Ya en nuestra ciudad, Juan rápidamente tomó contacto con el PSUC y entró en sus filas. Pronto se destacó con una militancia comunista activa y comprometida. Las detenciones acompañadas de torturas y años de cárcel fueron una constante. Se implicó de manera extenuante y desinteresada en la lucha contra la dictadura franquista y por el restablecimiento de la democracia, siempre al lado de la clase trabajadora. También tuvo buena parte de “culpa” en la creación y desarrollo de las CCOO. Esto le costó estar constantemente en el punto de mira de la policía política del régimen, lo que a instancias del Partido le obligó a exiliarse a Francia para evitar ser nuevamente detenido. Desde París siguió con impaciencia e impotencia la lucha que sus camaradas desarrollaban en su ciudad, algo normal en un militante de tal compromiso.
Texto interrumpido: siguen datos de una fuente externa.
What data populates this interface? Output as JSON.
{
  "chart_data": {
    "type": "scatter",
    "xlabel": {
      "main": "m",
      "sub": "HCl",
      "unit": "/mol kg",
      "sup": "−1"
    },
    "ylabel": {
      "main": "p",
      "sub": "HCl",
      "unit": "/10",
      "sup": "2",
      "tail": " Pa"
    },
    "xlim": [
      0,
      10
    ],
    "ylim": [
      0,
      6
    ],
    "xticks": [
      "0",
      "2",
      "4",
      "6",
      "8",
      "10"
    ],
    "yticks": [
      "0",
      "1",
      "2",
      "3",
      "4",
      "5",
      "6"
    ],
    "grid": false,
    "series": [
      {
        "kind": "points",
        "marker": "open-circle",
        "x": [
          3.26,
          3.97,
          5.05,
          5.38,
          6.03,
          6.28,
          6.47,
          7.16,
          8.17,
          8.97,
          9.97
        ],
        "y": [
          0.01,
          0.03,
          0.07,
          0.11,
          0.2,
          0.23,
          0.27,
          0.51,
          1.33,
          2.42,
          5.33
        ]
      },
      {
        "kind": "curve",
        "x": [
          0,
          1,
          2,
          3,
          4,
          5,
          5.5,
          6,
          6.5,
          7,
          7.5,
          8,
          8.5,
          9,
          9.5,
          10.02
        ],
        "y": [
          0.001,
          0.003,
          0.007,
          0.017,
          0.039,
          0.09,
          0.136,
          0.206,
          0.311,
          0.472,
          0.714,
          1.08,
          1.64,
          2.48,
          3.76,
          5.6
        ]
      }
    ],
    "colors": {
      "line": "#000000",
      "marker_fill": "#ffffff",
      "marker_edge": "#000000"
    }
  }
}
Ya por fin con la muerte de Franco, y la ley de amnistía de 1977, Juan pudo volver a Cataluña.
En los años siguientes continuó implicado activamente en los movimientos de solidaridad con la Revolución Cubana, con Bosnia en plena guerra de desintegración de Yugoslavia y también en el movimiento por la recuperación de la Memoria Histórica y la lucha por la Tercera República.
En estos años, Juan estuvo acompañado de su también inseparable compañera y luchadora Paquita Ruiz, que también nos dejó el pasado año.
Gracias a que en abril de 2022 presentó sus memorias, ahora disponemos de su legado de vida y lucha para conocerlo y emularlo en las luchas que nos reclaman.
Juan Martínez es y será un ejemplo de humanidad y de vida.